DSE wants to go slow

Niaz Mahmud
04 Nov 2021 00:00:00 | Update: 04 Nov 2021 02:35:35
DSE wants to go slow

The Dhaka Stock Exchange (DSE) wants to go slow in collecting information from the brokerages about the recent rising shares of junk companies taking the present market situation into account.

On Wednesday, it wrote to the securities regulator to extend the report submission period by additional 15 working days about the companies having more than 40 price-to-earnings (PE) ratios.

On September 28, the Bangladesh Securities and Exchange Commission (BSEC) directed the DSE to report back about the reasons behind the skyrocketing prices of low-performing companies within 15 days.

It also ordered the bourse to find whether margin loans were disbursed against the securities with a higher PE ratio.

The stockbrokers are not allowed to provide loan facilities to their clients to purchase shares with a PE ratio of above 40 as per the securities rules.

“We would like to inform you that we have been putting all-out efforts in accomplishing the assigned jobs effectively,” said the DSE in the letter.

“Besides, due to the recent volatility in the capital market, we moved a little bit slowly in collecting required information from the TREC Holder Companies, which further warrants the need for additional time,” it said.

However, it said, verifying a volley of data submitted by the TREC companies regarding the issue in addition to regular job responsibilities of the concerned officers is taking time.

The PE ratio refers to a valuation ratio of a company’s current share price compared with its earnings per share.

According to the DSE data, among 390 companies and mutual funds listed on the Dhaka bourse, 80 companies have a PE ratio of more than 40.

If a company’s PE ratio is lower than 15, it is considered investible.

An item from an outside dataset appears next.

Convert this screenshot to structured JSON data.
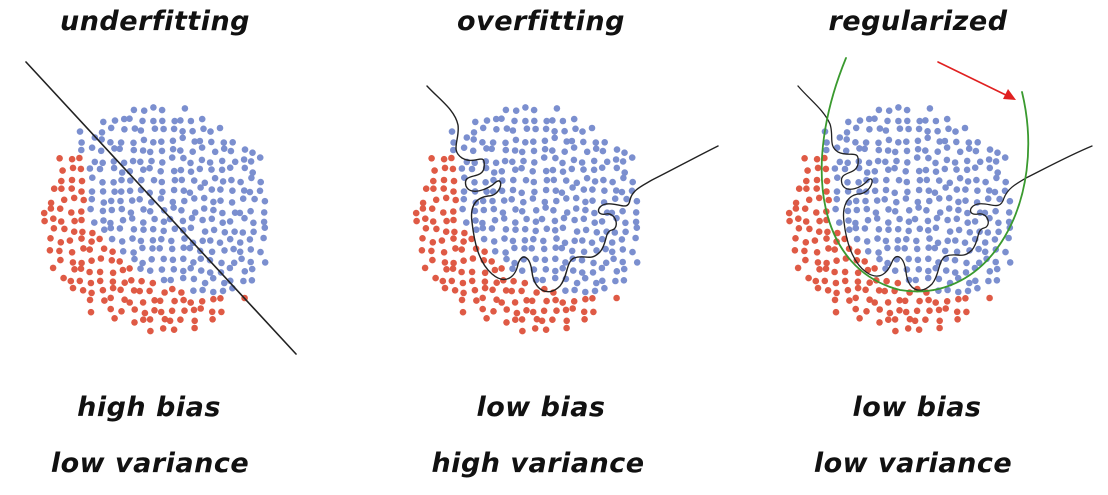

If it ranges between 16 and 25, the investment decision is called moderately risky. When it goes over 25, it is usually considered so risky, analysts say.

Besides, some companies saw their share prices soar abnormally in recent times despite no undisclosed price-sensitive information.

Following the ‘abnormal’ price hikes, the DSE served show-cause notices on the companies in the last three weeks.

Manipulators usually target small-cap stocks as their prices can easily be manipulated, according to dealers.